I knew the selfish so-and-sos weren’t concerned for me – all they cared about was being deprived of the comfort of knowing they always had my house to fall back on.
And the way I see it, that mindset is stopping them from getting a proper adult understanding of how the world works.
The first time Jake came home, seven years ago, aged 25, it felt right to welcome him back. He moved out at 23 to live with his girlfriend. They got engaged but split up two years later, thankfully before any wedding plans were put in place.
He was heartbroken. Andy and I were still together then and we were glad to be able to help him get back on his feet.
But we made things too cushy, because it seemed to set him off on a pattern of leaving and returning, overspending instead of saving for his future – a habit he can’t seem to break.
And since I was the one who stayed in the family home after the divorce, while Andy moved too far away for the kids to be interested in living with him, I’ve had to bear the burden of it.
Today, Jake’s idea of eking out a living would insult anyone who is genuinely struggling.
He eats out at least three times a week, and goes clubbing with his mates most weekends – sometimes abroad during the summer.
Six months ago he bought a car on finance – a nearly new BMW – despite there being nothing wrong with the five-year-old Audi he’d finally paid off.
I questioned whether he could afford the repayments, which must be substantial, on top of his rent on a luxurious canal- side apartment.
‘I’m a grown-up now Mum,’ he sniped. ‘I think I know what I can and can’t afford.’ Clearly not.
Now, the contract is up and he can’t afford to renew it. Judging by that phone call, he’d sooner live with me than downsize himself or cut back on socialising so he can live independently.
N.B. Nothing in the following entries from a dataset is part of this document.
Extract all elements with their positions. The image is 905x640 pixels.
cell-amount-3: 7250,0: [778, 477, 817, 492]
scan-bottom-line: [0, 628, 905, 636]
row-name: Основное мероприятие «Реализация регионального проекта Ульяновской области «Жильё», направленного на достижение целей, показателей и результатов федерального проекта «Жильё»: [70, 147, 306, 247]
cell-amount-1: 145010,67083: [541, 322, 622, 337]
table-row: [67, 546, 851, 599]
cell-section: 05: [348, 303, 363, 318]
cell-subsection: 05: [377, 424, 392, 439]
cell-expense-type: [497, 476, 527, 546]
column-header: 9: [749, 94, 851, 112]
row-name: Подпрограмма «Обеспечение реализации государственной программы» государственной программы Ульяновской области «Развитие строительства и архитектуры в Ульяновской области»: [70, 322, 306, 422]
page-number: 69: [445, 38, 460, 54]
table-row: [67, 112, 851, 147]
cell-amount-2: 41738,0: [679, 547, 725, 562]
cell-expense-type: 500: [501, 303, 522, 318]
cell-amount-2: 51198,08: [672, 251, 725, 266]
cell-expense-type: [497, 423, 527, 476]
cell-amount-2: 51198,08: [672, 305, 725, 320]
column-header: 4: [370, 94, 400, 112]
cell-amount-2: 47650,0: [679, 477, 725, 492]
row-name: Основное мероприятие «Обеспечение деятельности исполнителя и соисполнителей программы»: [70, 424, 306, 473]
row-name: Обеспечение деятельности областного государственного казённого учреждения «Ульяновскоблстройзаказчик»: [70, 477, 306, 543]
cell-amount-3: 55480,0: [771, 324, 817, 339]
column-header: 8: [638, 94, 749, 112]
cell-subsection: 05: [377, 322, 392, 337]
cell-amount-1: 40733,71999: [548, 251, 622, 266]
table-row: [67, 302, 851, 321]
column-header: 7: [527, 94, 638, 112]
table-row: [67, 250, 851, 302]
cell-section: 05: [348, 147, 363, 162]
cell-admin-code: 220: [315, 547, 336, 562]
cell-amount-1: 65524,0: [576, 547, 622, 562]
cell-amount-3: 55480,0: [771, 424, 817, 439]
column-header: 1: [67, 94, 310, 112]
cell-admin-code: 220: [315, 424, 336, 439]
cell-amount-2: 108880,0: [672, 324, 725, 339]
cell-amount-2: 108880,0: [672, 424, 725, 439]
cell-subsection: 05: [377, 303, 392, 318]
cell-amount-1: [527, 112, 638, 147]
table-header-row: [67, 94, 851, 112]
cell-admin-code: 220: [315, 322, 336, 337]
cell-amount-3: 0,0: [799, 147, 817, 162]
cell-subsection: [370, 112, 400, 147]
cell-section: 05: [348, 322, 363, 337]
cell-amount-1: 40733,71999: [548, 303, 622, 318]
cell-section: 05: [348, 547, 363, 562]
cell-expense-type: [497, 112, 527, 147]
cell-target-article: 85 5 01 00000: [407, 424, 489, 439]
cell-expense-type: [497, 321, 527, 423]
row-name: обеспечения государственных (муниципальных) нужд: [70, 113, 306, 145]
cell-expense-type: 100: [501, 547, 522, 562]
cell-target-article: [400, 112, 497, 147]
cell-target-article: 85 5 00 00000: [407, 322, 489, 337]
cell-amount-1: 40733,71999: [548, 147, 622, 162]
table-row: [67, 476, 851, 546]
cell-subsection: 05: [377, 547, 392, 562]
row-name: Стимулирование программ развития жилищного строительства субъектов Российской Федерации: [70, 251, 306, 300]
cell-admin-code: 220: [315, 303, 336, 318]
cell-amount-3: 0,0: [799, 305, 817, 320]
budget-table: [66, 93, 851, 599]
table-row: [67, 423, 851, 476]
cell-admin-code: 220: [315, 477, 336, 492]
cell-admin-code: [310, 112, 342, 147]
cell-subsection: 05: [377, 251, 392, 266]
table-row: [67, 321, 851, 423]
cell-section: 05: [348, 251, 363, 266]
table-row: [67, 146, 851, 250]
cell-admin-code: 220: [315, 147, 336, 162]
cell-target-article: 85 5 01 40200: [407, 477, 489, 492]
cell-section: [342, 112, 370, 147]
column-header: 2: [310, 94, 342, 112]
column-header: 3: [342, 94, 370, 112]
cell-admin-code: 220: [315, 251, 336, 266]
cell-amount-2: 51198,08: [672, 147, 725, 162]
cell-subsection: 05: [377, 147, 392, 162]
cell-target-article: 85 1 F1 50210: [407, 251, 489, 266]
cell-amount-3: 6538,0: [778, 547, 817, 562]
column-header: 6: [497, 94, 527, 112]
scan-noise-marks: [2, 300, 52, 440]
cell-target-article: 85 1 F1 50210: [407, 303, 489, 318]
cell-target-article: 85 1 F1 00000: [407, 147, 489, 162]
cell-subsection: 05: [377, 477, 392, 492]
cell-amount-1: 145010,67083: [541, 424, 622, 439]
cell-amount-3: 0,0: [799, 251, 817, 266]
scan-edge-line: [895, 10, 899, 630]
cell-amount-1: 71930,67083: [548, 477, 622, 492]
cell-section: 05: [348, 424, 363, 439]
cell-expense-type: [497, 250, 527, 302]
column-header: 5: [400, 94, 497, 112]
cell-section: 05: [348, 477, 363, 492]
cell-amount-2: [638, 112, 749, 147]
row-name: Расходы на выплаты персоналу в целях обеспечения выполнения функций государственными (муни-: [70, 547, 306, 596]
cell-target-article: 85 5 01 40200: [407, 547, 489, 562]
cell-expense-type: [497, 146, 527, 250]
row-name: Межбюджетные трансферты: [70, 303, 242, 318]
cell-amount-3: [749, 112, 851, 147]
How depressing.
Laura first moved out aged 24 to live with a boyfriend she met two months earlier, but was home again after three weeks when she realised they had nothing in common. I didn’t mind her coming back after what felt like a life lesson.
She left again a year later, only to spend her way into trouble. She came home, moved out, then did the same thing all over again.
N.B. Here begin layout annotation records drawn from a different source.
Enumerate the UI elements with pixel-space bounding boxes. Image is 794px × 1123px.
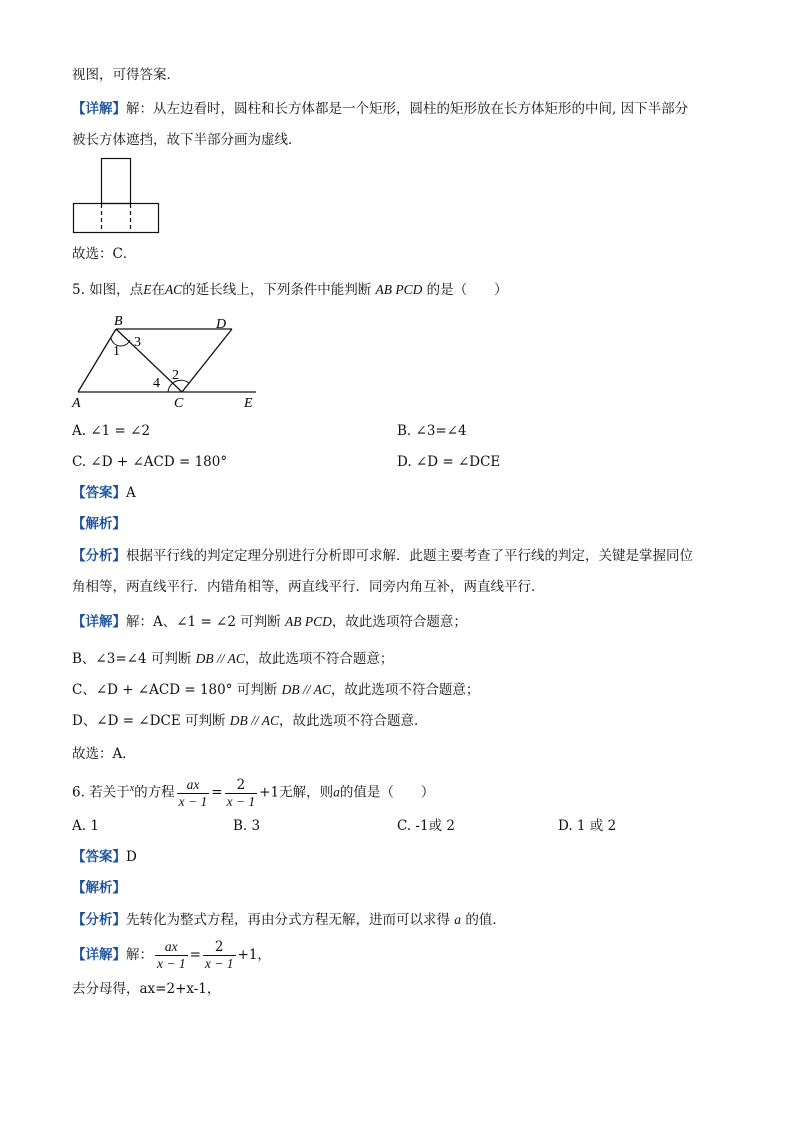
q6-option-a: A. 1 [72,818,99,834]
detail-line-2: 被长方体遮挡，故下半部分画为虚线． [72,132,302,148]
choice-line: 故选：C． [72,246,137,262]
fraction-2: $\frac{2}{x - 1}$ [226,776,256,809]
q5-option-b: B. ∠3=∠4 [397,423,467,439]
label-angle-4: 4 [153,376,160,391]
label-E: E [244,396,253,410]
q5-analysis-tag: 【解析】 [72,516,126,532]
q6-option-b: B. 3 [233,818,261,834]
text-line-1: 视图，可得答案． [72,67,180,83]
detail-fraction-ax: $\frac{ax}{x - 1}$ [157,939,186,971]
q5-answer: 【答案】A [72,485,136,501]
detail-fraction-2: $\frac{2}{x - 1}$ [204,939,234,971]
q5-detail-line-4: D、∠D = ∠DCE 可判断 DB // AC，故此选项不符合题意． [72,713,428,729]
q6-last-line: 去分母得，ax=2+x-1， [72,981,221,997]
fraction-ax: $\frac{ax}{x - 1}$ [178,776,208,809]
label-B: B [114,314,123,329]
q5-option-d: D. ∠D = ∠DCE [397,454,501,470]
label-angle-2: 2 [172,368,179,383]
question-6: 6. 若关于$^x$的方程 $\frac{ax}{x - 1}$ = $\frac{2}{x - 1}$ +1无解，则a的值是（ ） [72,776,435,809]
label-A: A [72,396,81,410]
q5-final: 故选：A． [72,746,136,762]
question-5: 5. 如图，点E在AC的延长线上，下列条件中能判断 AB PCD 的是（ ） [72,282,508,298]
q6-option-d: D. 1 或 2 [558,818,617,834]
q6-fenxi: 【分析】先转化为整式方程，再由分式方程无解，进而可以求得 a 的值． [72,912,506,928]
q5-detail-line-1: 【详解】解：A、∠1 = ∠2 可判断 AB PCD，故此选项符合题意； [72,614,467,630]
q6-detail: 【详解】解： $\frac{ax}{x - 1}$ = $\frac{2}{x - 1}$ +1， [72,939,271,971]
detail-tag: 【详解】 [72,101,126,117]
detail-line-1: 【详解】解：从左边看时，圆柱和长方体都是一个矩形，圆柱的矩形放在长方体矩形的中间, 因下半部分 [72,101,689,117]
q5-option-a: A. ∠1 = ∠2 [72,423,151,439]
q6-answer: 【答案】D [72,849,137,865]
label-angle-1: 1 [113,344,120,359]
label-angle-3: 3 [134,335,141,350]
q5-fenxi-line-2: 角相等，两直线平行．内错角相等，两直线平行．同旁内角互补，两直线平行． [72,579,545,595]
q5-fenxi-line-1: 【分析】根据平行线的判定定理分别进行分析即可求解．此题主要考查了平行线的判定，关键是掌握同位 [72,548,693,564]
label-D: D [216,317,227,332]
label-C: C [174,396,184,410]
q6-option-c: C. -1或 2 [397,818,455,834]
q5-option-c: C. ∠D + ∠ACD = 180° [72,454,228,470]
q5-detail-line-3: C、∠D + ∠ACD = 180° 可判断 DB // AC，故此选项不符合题意； [72,682,480,698]
parallelogram-figure [70,312,270,410]
left-view-figure [72,157,162,235]
q6-analysis-tag: 【解析】 [72,880,126,896]
q5-detail-line-2: B、∠3=∠4 可判断 DB // AC，故此选项不符合题意； [72,651,394,667]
Most recently, she took on a house share with some girlfriends, but there was some sort of fall out so she came home for three weeks to cool off.
She’s back in her own place again now, but if things go wrong I doubt she’ll look to fix them herself if she knows it would be easier to come back and live with me.
My friends have had mixed responses to me selling up. Some think it’s a genius move – less housework and more financial security from the considerable profit I’m making through buying somewhere so tiny.
I’ll be able to afford some fantastic holidays with the money I bank. M&S food hall, here I come.
Others are certain I’ll miss having so much space. ‘What about when grandchildren come along?’ one asked recently. ‘Where will you put them?’
‘Fat chance of those while my kids are such babies themselves,’ I replied.
Although I do have a Plan B in that respect. Unless I absolutely love living somewhere so small, this needn’t be a permanent move.
I’ve got a good financial adviser and will carefully invest the profit I make through this move so that, if I do crave more space, I can buy somewhere a bit bigger.
Surely, a few years from now, Jake and Laura will have learned they can navigate life’s challenges without boomeranging home to me every five minutes.
And I’ll be able to have a spare bedroom without them eyeing it up.
Now that I’m downsizing, what other choice do they have than to finally grow up?